Rory McIlroy was not the only man to exceed himself at the US Open. Nor was he the only golfer to put behind him a traumatic recent collapse. And he is not the only man riding momentum from Congressional into this week's Open at Royal St George's. Ten shots behind the McIlroy phenomenon at the US Open last month, Robert Garrigus tied for third place and had Lee Westwood for company. Having never made the cut at a major before, it was a personal achievement almost as rousing as McIlroy's rout of the field.

Garrigus is heading into his first Open championship, and will be in the third-from-last group to tee off, at 3.49pm on Thursday. It will be his next step on a long climb which started in 2003 when he cleansed himself of a damaging drug addiction. "The whole reason I'm here is because I chose to change my life," he recently told Golf Digest magazine. In 2003 he was one of a number of golfers with an addiction to cannabis. "Oh yeah, there were plenty of guys on the Nationwide Tour who smoked in the middle of the round," Garrigus recalled. "We always talked about it. You could go in the John and take your drags."

As a talented 25-year-old with a drug problem and no wins to his name, Garrigus decided to change after seeing an advert for Calvary Ranch, a Christian rehabilitation centre. "I was feeling sorry for myself, thinking I was wasting my career and my life," he said. "I was 25, and I hadn't done anything special. I felt I could be beating the guys I was playing against. I felt guilty about everything, and I knew I needed help. I knew if I could get clean, I could succeed. But I didn't know how to get there until that night."

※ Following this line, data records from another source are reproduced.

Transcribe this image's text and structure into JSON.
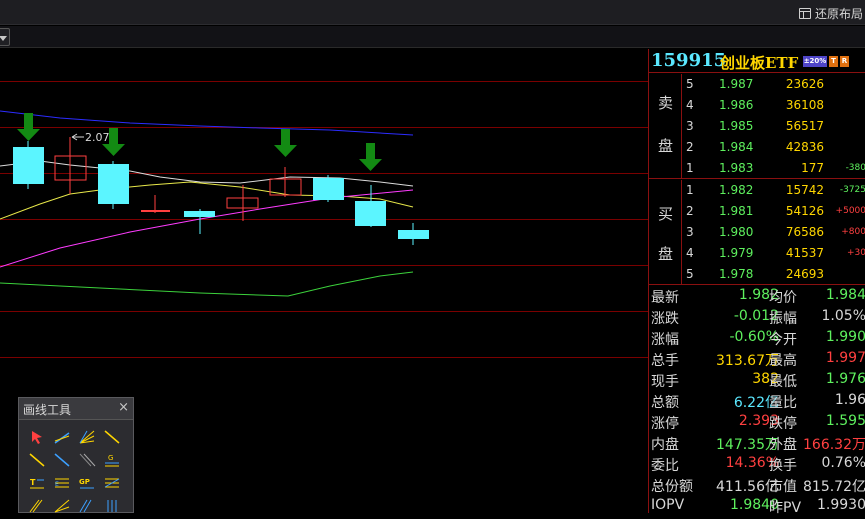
{
  "toolbar": {
    "restore_label": "还原布局"
  },
  "quote": {
    "code": "159915",
    "name": "创业板ETF",
    "limit_tag": "±20%",
    "tag_t": "T",
    "tag_r": "R",
    "sell_label_1": "卖",
    "sell_label_2": "盘",
    "buy_label_1": "买",
    "buy_label_2": "盘",
    "sell": [
      {
        "level": "5",
        "price": "1.987",
        "volume": "23626",
        "change": ""
      },
      {
        "level": "4",
        "price": "1.986",
        "volume": "36108",
        "change": ""
      },
      {
        "level": "3",
        "price": "1.985",
        "volume": "56517",
        "change": ""
      },
      {
        "level": "2",
        "price": "1.984",
        "volume": "42836",
        "change": ""
      },
      {
        "level": "1",
        "price": "1.983",
        "volume": "177",
        "change": "-380"
      }
    ],
    "buy": [
      {
        "level": "1",
        "price": "1.982",
        "volume": "15742",
        "change": "-3725"
      },
      {
        "level": "2",
        "price": "1.981",
        "volume": "54126",
        "change": "+5000"
      },
      {
        "level": "3",
        "price": "1.980",
        "volume": "76586",
        "change": "+800"
      },
      {
        "level": "4",
        "price": "1.979",
        "volume": "41537",
        "change": "+30"
      },
      {
        "level": "5",
        "price": "1.978",
        "volume": "24693",
        "change": ""
      }
    ],
    "stats": [
      {
        "l1": "最新",
        "v1": "1.982",
        "c1": "g",
        "l2": "均价",
        "v2": "1.984",
        "c2": "g"
      },
      {
        "l1": "涨跌",
        "v1": "-0.012",
        "c1": "g",
        "l2": "振幅",
        "v2": "1.05%",
        "c2": "w"
      },
      {
        "l1": "涨幅",
        "v1": "-0.60%",
        "c1": "g",
        "l2": "今开",
        "v2": "1.990",
        "c2": "g"
      },
      {
        "l1": "总手",
        "v1": "313.67万",
        "c1": "y",
        "l2": "最高",
        "v2": "1.997",
        "c2": "r"
      },
      {
        "l1": "现手",
        "v1": "382",
        "c1": "y",
        "l2": "最低",
        "v2": "1.976",
        "c2": "g"
      },
      {
        "l1": "总额",
        "v1": "6.22亿",
        "c1": "c",
        "l2": "量比",
        "v2": "1.96",
        "c2": "w"
      },
      {
        "l1": "涨停",
        "v1": "2.393",
        "c1": "r",
        "l2": "跌停",
        "v2": "1.595",
        "c2": "g"
      },
      {
        "l1": "内盘",
        "v1": "147.35万",
        "c1": "g",
        "l2": "外盘",
        "v2": "166.32万",
        "c2": "r"
      },
      {
        "l1": "委比",
        "v1": "14.36%",
        "c1": "r",
        "l2": "换手",
        "v2": "0.76%",
        "c2": "w"
      },
      {
        "l1": "总份额",
        "v1": "411.56亿",
        "c1": "w",
        "l2": "市值",
        "v2": "815.72亿",
        "c2": "w"
      },
      {
        "l1": "IOPV",
        "v1": "1.9840",
        "c1": "g",
        "l2": "昨PV",
        "v2": "1.9930",
        "c2": "w"
      }
    ]
  },
  "chart": {
    "annotation": "2.07",
    "colors": {
      "up": "#ff4040",
      "down": "#5bf5ff",
      "arrow": "#138a13",
      "ma_blue": "#2c2cff",
      "ma_white": "#dcdcdc",
      "ma_yellow": "#e8e84a",
      "ma_magenta": "#ff3cff",
      "ma_green": "#3cd23c"
    }
  },
  "draw_tool": {
    "title": "画线工具",
    "close": "×",
    "tools": [
      "arrow-select-icon",
      "ray-line-icon",
      "fan-lines-icon",
      "segment-line-icon",
      "trend-line-icon",
      "extended-line-icon",
      "parallel-line-icon",
      "gann-line-icon",
      "text-tool-icon",
      "regression-icon",
      "gp-tool-icon",
      "wave-icon",
      "channel-icon",
      "triangle-icon",
      "arc-icon",
      "grid-icon"
    ]
  }
}
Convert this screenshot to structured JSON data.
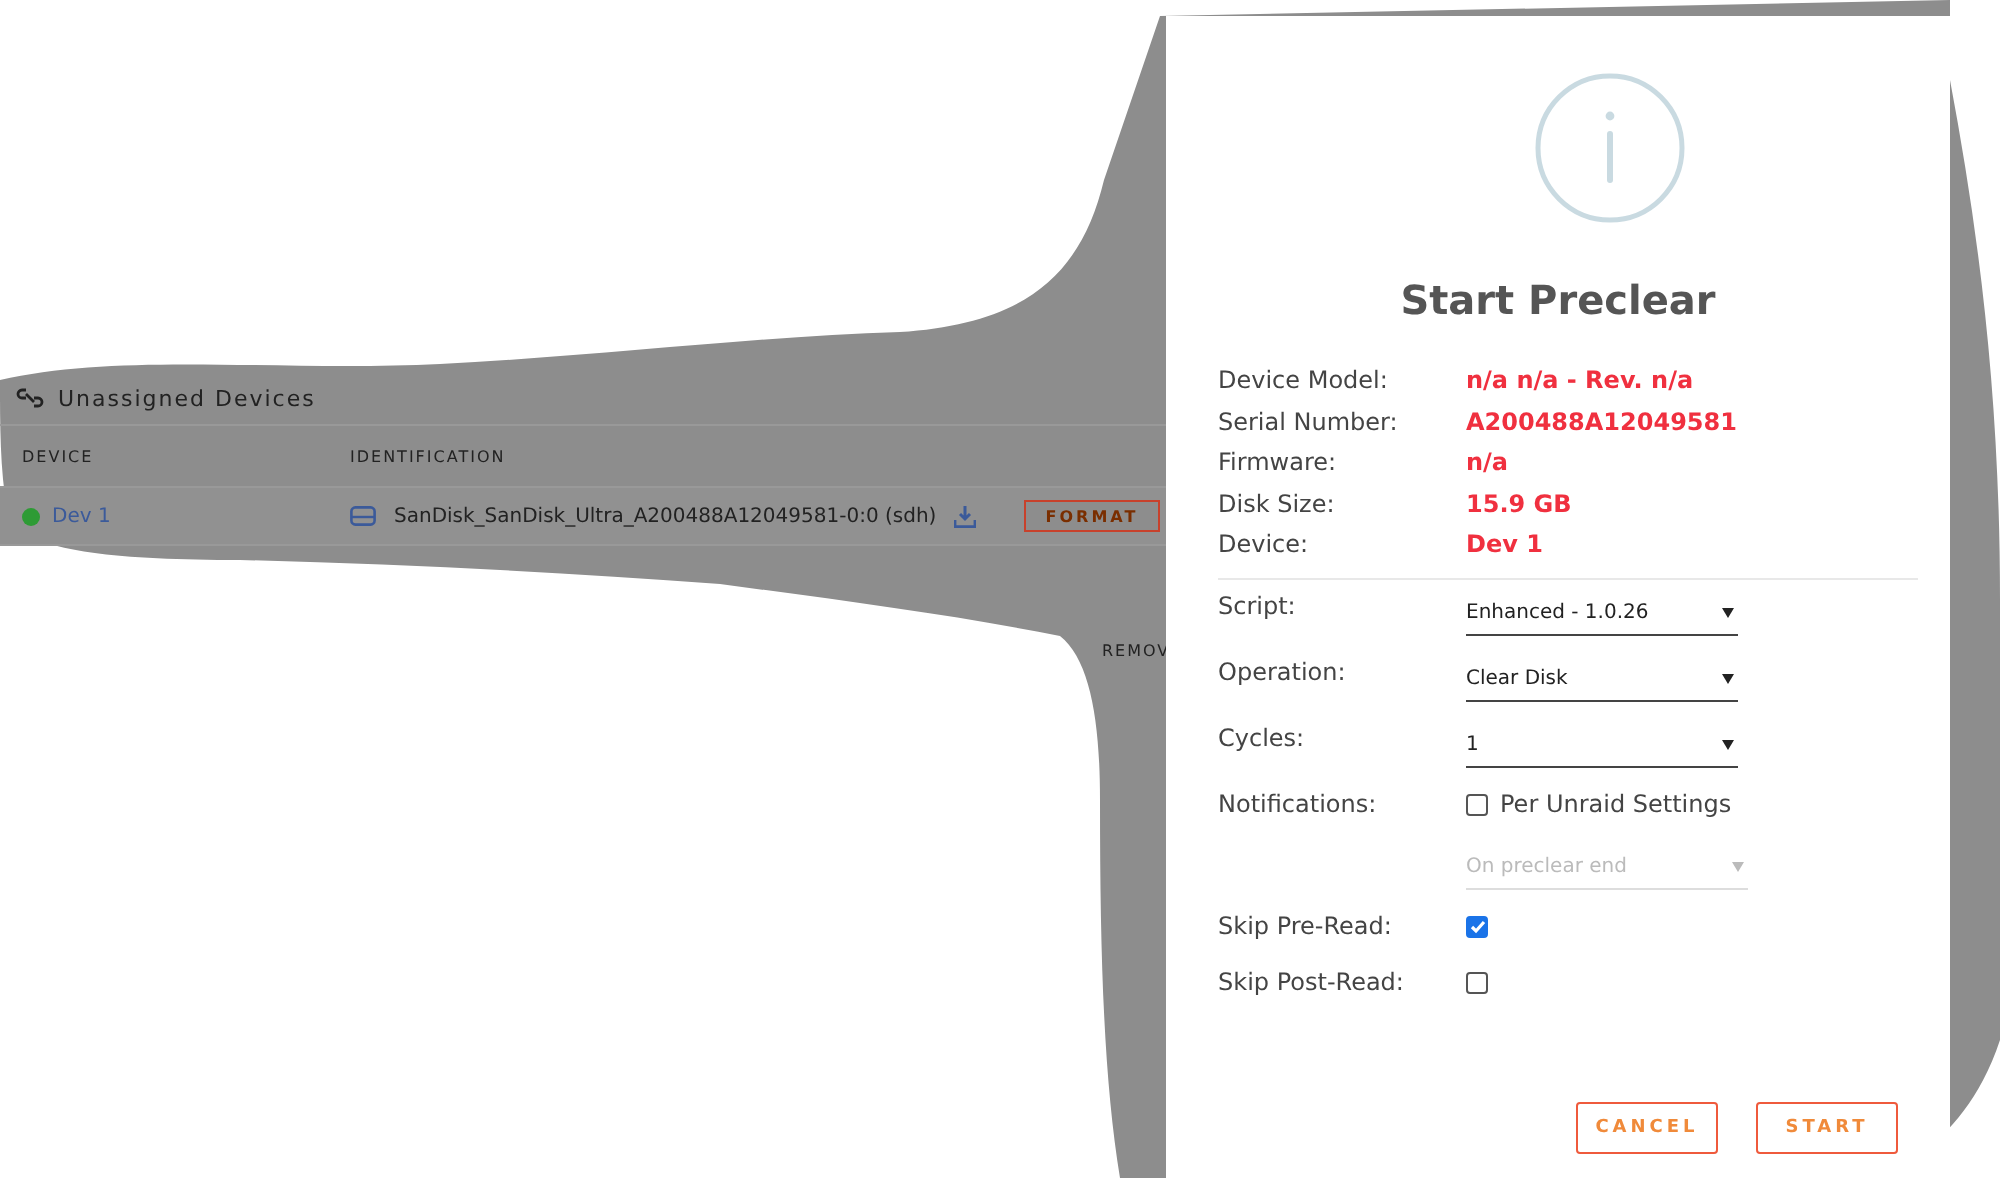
{
  "unassigned_devices": {
    "title": "Unassigned Devices",
    "columns": [
      "DEVICE",
      "IDENTIFICATION"
    ],
    "rows": [
      {
        "device": "Dev 1",
        "color": "#2e9b35",
        "identification": "SanDisk_SanDisk_Ultra_A200488A12049581-0:0 (sdh)",
        "action": "FORMAT"
      }
    ],
    "partial_text": "REMOV"
  },
  "dialog": {
    "title": "Start Preclear",
    "info": [
      {
        "label": "Device Model:",
        "value": "n/a n/a - Rev. n/a"
      },
      {
        "label": "Serial Number:",
        "value": "A200488A12049581"
      },
      {
        "label": "Firmware:",
        "value": "n/a"
      },
      {
        "label": "Disk Size:",
        "value": "15.9 GB"
      },
      {
        "label": "Device:",
        "value": "Dev 1"
      }
    ],
    "settings": [
      {
        "kind": "select",
        "label": "Script:",
        "value": "Enhanced - 1.0.26",
        "disabled": false
      },
      {
        "kind": "select",
        "label": "Operation:",
        "value": "Clear Disk",
        "disabled": false
      },
      {
        "kind": "select",
        "label": "Cycles:",
        "value": "1",
        "disabled": false
      },
      {
        "kind": "checkbox",
        "label": "Notifications:",
        "text": "Per Unraid Settings",
        "checked": false
      },
      {
        "kind": "select",
        "value": "On preclear end",
        "disabled": true
      },
      {
        "kind": "checkbox",
        "label": "Skip Pre-Read:",
        "checked": true
      },
      {
        "kind": "checkbox",
        "label": "Skip Post-Read:",
        "checked": false
      }
    ],
    "buttons": [
      "CANCEL",
      "START"
    ]
  }
}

From there, it was a long road in the right direction. Settled with a wife and family, and clear of addiction, Garrigus started to live up to the promise he showed growing up in Oregon and at college in Arizona, where he now lives.

One of the most powerful hitters in golf, Garrigus led the PGA Tour in driving distance in the past two seasons, regularly firing drives over 310 yards. If that alone does not make him a star, his notable putting style does. Garrigus uses a putter just 28 inches long, hunching over the shortened club to get closer to the ball. This combination of the brutal and the precise makes Garrigus one of the more memorable sights on Tour.

These improvements brought him to the brink of a first ever tour triumph in the St Jude Classic in June last year. Leading by three shots going into the 72nd hole, his Jean Van de Velde tribute act dragged him into a play-off, which Westwood won.

It was a collapse as traumatic as McIlroy's at the Masters in April. Like McIlroy though, Garrigus returned within months to cure his disappointment with success. He won the Children's Miracle Network Classic last November, his first tour win. Since then he has been riding the wave of form that led to his US Open performance. McIlroy aside, Garrigus was the only man at Congressional to be under par in all four rounds; he was only the eighth man to achieve that at a US Open, and the third to do so without winning.

That result has set him up to play at next year's US Open and his first Masters, where, given his past, he expects to stand out. "Can you imagine me at Augusta? I might shoot 100, but I'm going to bomb it all over the place and have the time of my life. I'm probably the farthest thing from a country-club guy they'll ever see there," he told Golf Digest. "It's a validation of everything I've been trying to do with my life these last seven to eight years."